CompSci 308
Fall 2019
Advanced Software Design and Implementation

GIT Workflow for Teams

I suggest the following workflow for your team projects to minimize merge conflicts. It is based on using one branch per person in the team and using Gitlab's Merge Request to share each person's changes with the team.

Clone the Project Repository

For team projects, you will want to clone the team repository directly (there should be no reason to fork your own copy) so that everyone is working on the same code base.

One Branch per Person

The advantage of using one branch per person (instead of each package or feature) is that it essentially assures that you are the only one using your branch, meaning you will only need to push your changes periodically so they are available in Gitlab and can be integrated into the master branch and you will not need to pull any new changes.

Integrate Your Changes with the Team

Merge Requests are a powerful tool provided by many online GIT repositories (including GitHub and BitBucket).
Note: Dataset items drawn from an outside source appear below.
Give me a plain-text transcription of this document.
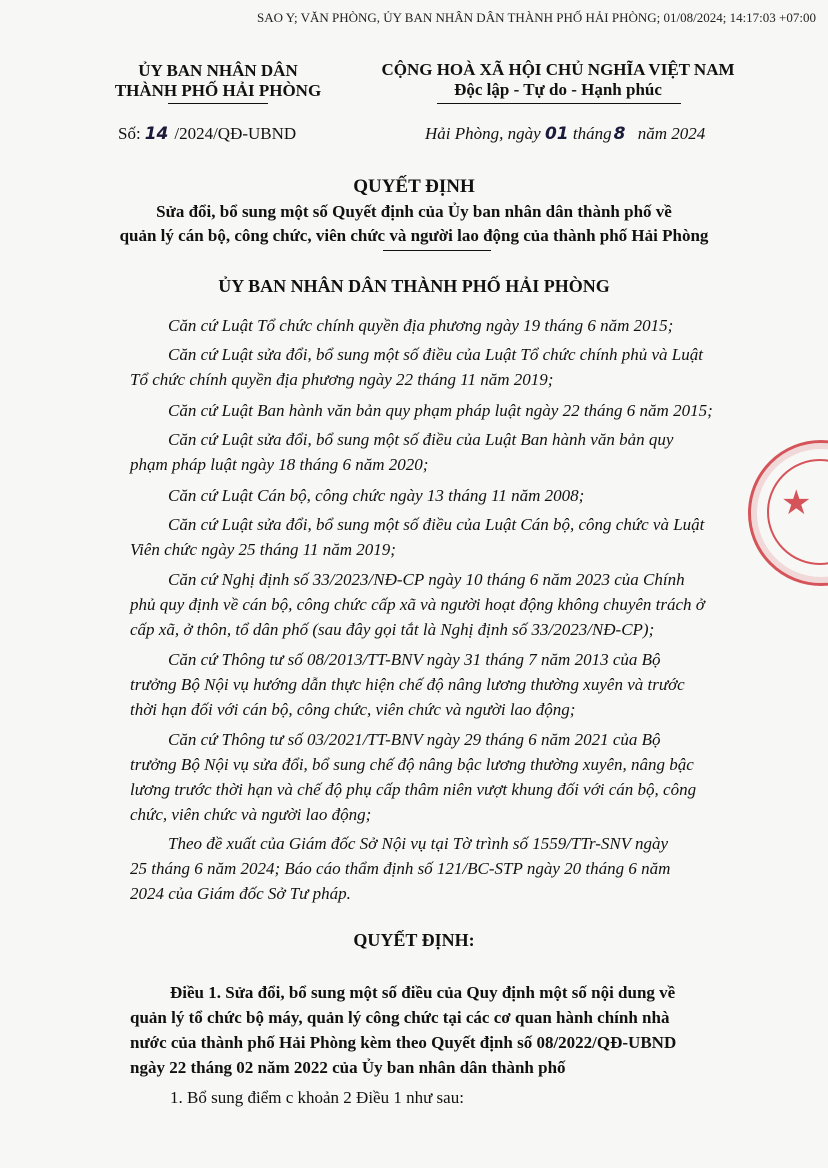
SAO Y; VĂN PHÒNG, ỦY BAN NHÂN DÂN THÀNH PHỐ HẢI PHÒNG; 01/08/2024; 14:17:03 +07:00
ỦY BAN NHÂN DÂN
THÀNH PHỐ HẢI PHÒNG
CỘNG HOÀ XÃ HỘI CHỦ NGHĨA VIỆT NAM
Độc lập - Tự do - Hạnh phúc
Số: 14 /2024/QĐ-UBND	Hải Phòng, ngày 01 tháng 8 năm 2024
QUYẾT ĐỊNH
Sửa đổi, bổ sung một số Quyết định của Ủy ban nhân dân thành phố về
quản lý cán bộ, công chức, viên chức và người lao động của thành phố Hải Phòng
ỦY BAN NHÂN DÂN THÀNH PHỐ HẢI PHÒNG
Căn cứ Luật Tổ chức chính quyền địa phương ngày 19 tháng 6 năm 2015;
Căn cứ Luật sửa đổi, bổ sung một số điều của Luật Tổ chức chính phủ và Luật
Tổ chức chính quyền địa phương ngày 22 tháng 11 năm 2019;
Căn cứ Luật Ban hành văn bản quy phạm pháp luật ngày 22 tháng 6 năm 2015;
Căn cứ Luật sửa đổi, bổ sung một số điều của Luật Ban hành văn bản quy
phạm pháp luật ngày 18 tháng 6 năm 2020;
Căn cứ Luật Cán bộ, công chức ngày 13 tháng 11 năm 2008;
Căn cứ Luật sửa đổi, bổ sung một số điều của Luật Cán bộ, công chức và Luật
Viên chức ngày 25 tháng 11 năm 2019;
Căn cứ Nghị định số 33/2023/NĐ-CP ngày 10 tháng 6 năm 2023 của Chính
phủ quy định về cán bộ, công chức cấp xã và người hoạt động không chuyên trách ở
cấp xã, ở thôn, tổ dân phố (sau đây gọi tắt là Nghị định số 33/2023/NĐ-CP);
Căn cứ Thông tư số 08/2013/TT-BNV ngày 31 tháng 7 năm 2013 của Bộ
trưởng Bộ Nội vụ hướng dẫn thực hiện chế độ nâng lương thường xuyên và trước
thời hạn đối với cán bộ, công chức, viên chức và người lao động;
Căn cứ Thông tư số 03/2021/TT-BNV ngày 29 tháng 6 năm 2021 của Bộ
trưởng Bộ Nội vụ sửa đổi, bổ sung chế độ nâng bậc lương thường xuyên, nâng bậc
lương trước thời hạn và chế độ phụ cấp thâm niên vượt khung đối với cán bộ, công
chức, viên chức và người lao động;
Theo đề xuất của Giám đốc Sở Nội vụ tại Tờ trình số 1559/TTr-SNV ngày
25 tháng 6 năm 2024; Báo cáo thẩm định số 121/BC-STP ngày 20 tháng 6 năm
2024 của Giám đốc Sở Tư pháp.
QUYẾT ĐỊNH:
Điều 1. Sửa đổi, bổ sung một số điều của Quy định một số nội dung về
quản lý tổ chức bộ máy, quản lý công chức tại các cơ quan hành chính nhà
nước của thành phố Hải Phòng kèm theo Quyết định số 08/2022/QĐ-UBND
ngày 22 tháng 02 năm 2022 của Ủy ban nhân dân thành phố
1. Bổ sung điểm c khoản 2 Điều 1 như sau:
★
It creates a web page representing the changes you intend to make to the repository in an easy to understand format that allows others to comment on your changes before accepting them. The request's web page also updates automatically if new changes are committed and pushed.

Integrate the Team's Changes with Your Code

This step is most likely to contain merge conflicts since you have been coding on your branch without worrying about what the rest of the team has been doing (so the longer you wait to push your code the more likely it is that you will cause conflicts).